Program Assistant (2011–2014):
Partly because I had no idea what else to do and partly because every job I wanted strongly suggested an advanced degree, I enrolled in grad school the following fall. My program is an educational counseling program with a focus on college student development. As soon as I got my campus internet login information I bee-lined to the student employment job board, where I applied for two graduate level positions. I interviewed for both on the same day, botching the morning interview when I was asked for an on-the-spot writing sample on a subject I’d failed to thoroughly investigate and rambling about critical service and white privilege in relation to my AmeriCorps position in the second. I figured I’d either aced or totally missed the boat on that second interview, but within two weeks I was starting as the Program Assistant for a community-based work-study program for undergraduate students, a program that I’m running until June when I graduate. When I had to hire students I saw that almost 100 people had applied for the position I’d gotten. I felt wildly pleased by both this and the fact that this was the first job I’d gotten that wasn’t somehow through knowing someone.

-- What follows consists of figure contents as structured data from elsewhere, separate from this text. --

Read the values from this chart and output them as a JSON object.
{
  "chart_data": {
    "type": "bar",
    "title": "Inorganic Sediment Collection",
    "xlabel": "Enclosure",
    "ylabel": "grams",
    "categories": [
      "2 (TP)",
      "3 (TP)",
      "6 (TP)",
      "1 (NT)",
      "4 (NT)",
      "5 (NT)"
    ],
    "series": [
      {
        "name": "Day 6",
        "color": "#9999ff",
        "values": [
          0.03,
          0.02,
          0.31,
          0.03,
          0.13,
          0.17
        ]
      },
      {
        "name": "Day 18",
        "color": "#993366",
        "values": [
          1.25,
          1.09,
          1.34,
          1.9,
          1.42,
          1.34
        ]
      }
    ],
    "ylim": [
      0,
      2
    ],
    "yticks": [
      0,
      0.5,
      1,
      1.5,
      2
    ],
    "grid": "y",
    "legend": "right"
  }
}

Graduate Intern Advisor (2013–2014):
Because it’s counseling-based, my graduate program requires a year-long clinical internship. After sending out a few feelers that were actually just dead ends, I landed an interview at a federal TRiO Student Support Service office, a program designed to support first-generation and low-income students to persist in college, which happened to be exactly what I wanted to do. I showed up to my interview only to be told that I was an hour late and that I would not be seen. After a healthy bout of hysterical sobbing in my career adviser’s office, I figured out that the calendar invite I’d received was off because my laptop thought I was still on the East Coast. I explained the situation in a carefully-worded email, and managed to not bring it up or nervously over-explain during my interview. I’ll be here until June as well, and despite what feels like a solid job and educational history, I’m terrified about the future.
R. Lindsey almost has her Master of Education degree. At the moment, she lives in Chicago.